I always tell the story how one of the only times in my life when I’ve been really irresponsible was when I decided to have a party in my hotel room in Abu Dhabi. Tony Paiton told me “ your dad would be proud of you” I knew this meant it would end badly! But man, was it fun. Story of your life basically.

Now this is the hard bit for me. I know you never thought I was proud of you but I really was dad and this is why. I would not have changed you for a thing, you made us strong.

 I AM PROUD OF YOU:

  • for taking me to buy my first bra at John Lewis, I ended up with a lacy red thing that probably wasn’t appropriate for a 14-year-old but you tried your best.
  • for having the strength to drive Lana and I back to Heathrow and put us on a plane to France so many times. That can’t have been easy, you were a better man for it.
  • all your certificates that used to hang in Brenda’s at womad
  • For being able to walk into any pub and make friends at the bar. The dodgier the better. From Rastafarians to Hell’s Angels, you had friends from all walks of life.
  • For giving me the courage to walk around my school in France wearing my England rugby shirt that I am wearing today whether England had beaten or lost to France at the weekend. You didn’t care what people thought, I’ll never forget when you came to visit me in Berlin and wore your “fast as fuck” hoodie.
  • Once at Glastonbury I watched you with my own eyes avoid a massive crowd crush by climbing on the top of a bridge and redirecting 10s of thousands of people.

 

  • Most importantly I am proud of you for showing us what to live authentically means.
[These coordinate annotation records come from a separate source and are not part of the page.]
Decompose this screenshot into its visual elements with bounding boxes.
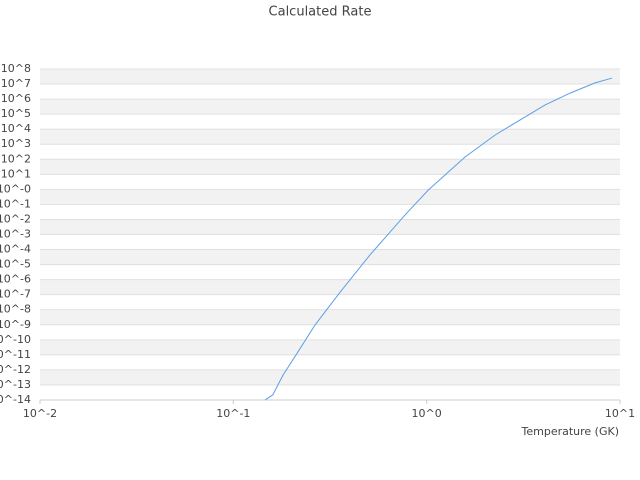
grid-band (40, 69, 620, 85)
y-tick-label: 10^5 (1, 107, 31, 120)
y-tick-label: 10^2 (1, 152, 31, 165)
grid-band (40, 249, 620, 265)
grid-band (40, 309, 620, 325)
y-tick-label: 10^3 (1, 137, 31, 150)
y-tick-label: 10^-13 (0, 378, 31, 391)
grid-band (40, 384, 620, 400)
data-line (264, 77, 613, 401)
grid-band (40, 339, 620, 355)
y-tick-label: 10^7 (1, 77, 31, 90)
grid-band (40, 294, 620, 310)
x-tick-label: 10^-2 (23, 407, 57, 420)
grid-band (40, 369, 620, 385)
y-tick-label: 10^-5 (0, 258, 31, 271)
y-tick-label: 10^4 (1, 122, 31, 135)
grid-band (40, 219, 620, 235)
y-tick-label: 10^-0 (0, 182, 31, 195)
y-tick-label: 10^-1 (0, 197, 31, 210)
y-tick-label: 10^-8 (0, 303, 31, 316)
grid-band (40, 234, 620, 250)
y-tick-label: 10^-7 (0, 288, 31, 301)
grid-band (40, 174, 620, 190)
y-tick-label: 10^-4 (0, 243, 31, 256)
x-tick-label: 10^-1 (216, 407, 250, 420)
grid-band (40, 129, 620, 145)
x-axis-label: Temperature (GK) (521, 425, 620, 438)
grid-band (40, 264, 620, 280)
y-tick-label: 10^-3 (0, 228, 31, 241)
y-tick-label: 10^-14 (0, 393, 31, 406)
grid-band (40, 189, 620, 205)
x-tick-label: 10^1 (605, 407, 635, 420)
y-tick-label: 10^1 (1, 167, 31, 180)
y-tick-label: 10^-11 (0, 348, 31, 361)
y-tick-label: 10^6 (1, 92, 31, 105)
y-tick-label: 10^-12 (0, 363, 31, 376)
y-tick-label: 10^8 (1, 62, 31, 75)
grid-band (40, 99, 620, 115)
grid-band (40, 144, 620, 160)
grid-band (40, 114, 620, 130)
y-tick-label: 10^-6 (0, 273, 31, 286)
y-tick-label: 10^-9 (0, 318, 31, 331)
x-tick-label: 10^0 (412, 407, 442, 420)
grid-band (40, 204, 620, 220)
grid-band (40, 279, 620, 295)
grid-band (40, 354, 620, 370)
grid-band (40, 324, 620, 340)
y-tick-label: 10^-2 (0, 212, 31, 225)
y-tick-label: 10^-10 (0, 333, 31, 346)
grid-band (40, 84, 620, 100)
grid-band (40, 159, 620, 175)
chart-title: Calculated Rate (269, 5, 372, 20)
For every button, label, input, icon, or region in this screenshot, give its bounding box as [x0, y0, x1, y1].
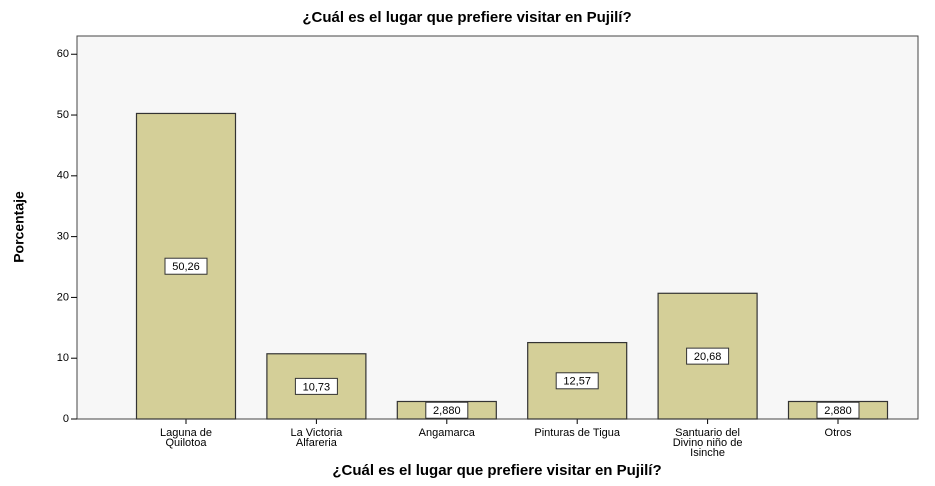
y-tick-label: 0 — [63, 413, 69, 425]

Very few people manage this and if I can live even half as authentically and true to myself as you did dad, I will be proud. Needless to say “work hard, play hard” was invented with you in mind.

 

I PROMISE TO:

  • always have smoked salmon and scrambled eggs on Christmas morning
  • drink pints in your honour
  • try and make you even more proud of me than you were
  • dance in the mud all night at Glastonbury (talking of which if anybody has ticket, come and talk to me J), to take Arabella to WOMAD and by the way she wanted to say she loves you Granddad
  • make sure all your children stay in touch with each other
  • to put my happiness first as you told me to do.
  • go to New Orleans where you always wanted to go
  • watch every France versus England rugby game religiously for the rest of my life
  • To not look back and to be happy.
  • And I finally I promise to be one of those people, who has stories, just like you did because sensible can be wrong sometimes.

 

Very few people can say “ if I die tomorrow, I’ll die a happy man because I’ve done so much in my life”, you said that and you meant it. It gives me great relief to know you died happy and typically under your own terms. As per Mark Twain (thank you Adrian): “The fear of death follows from the fear of life. A man who lives fully is prepared to die at any time”

Over and Out, it’s time to switch the radio off.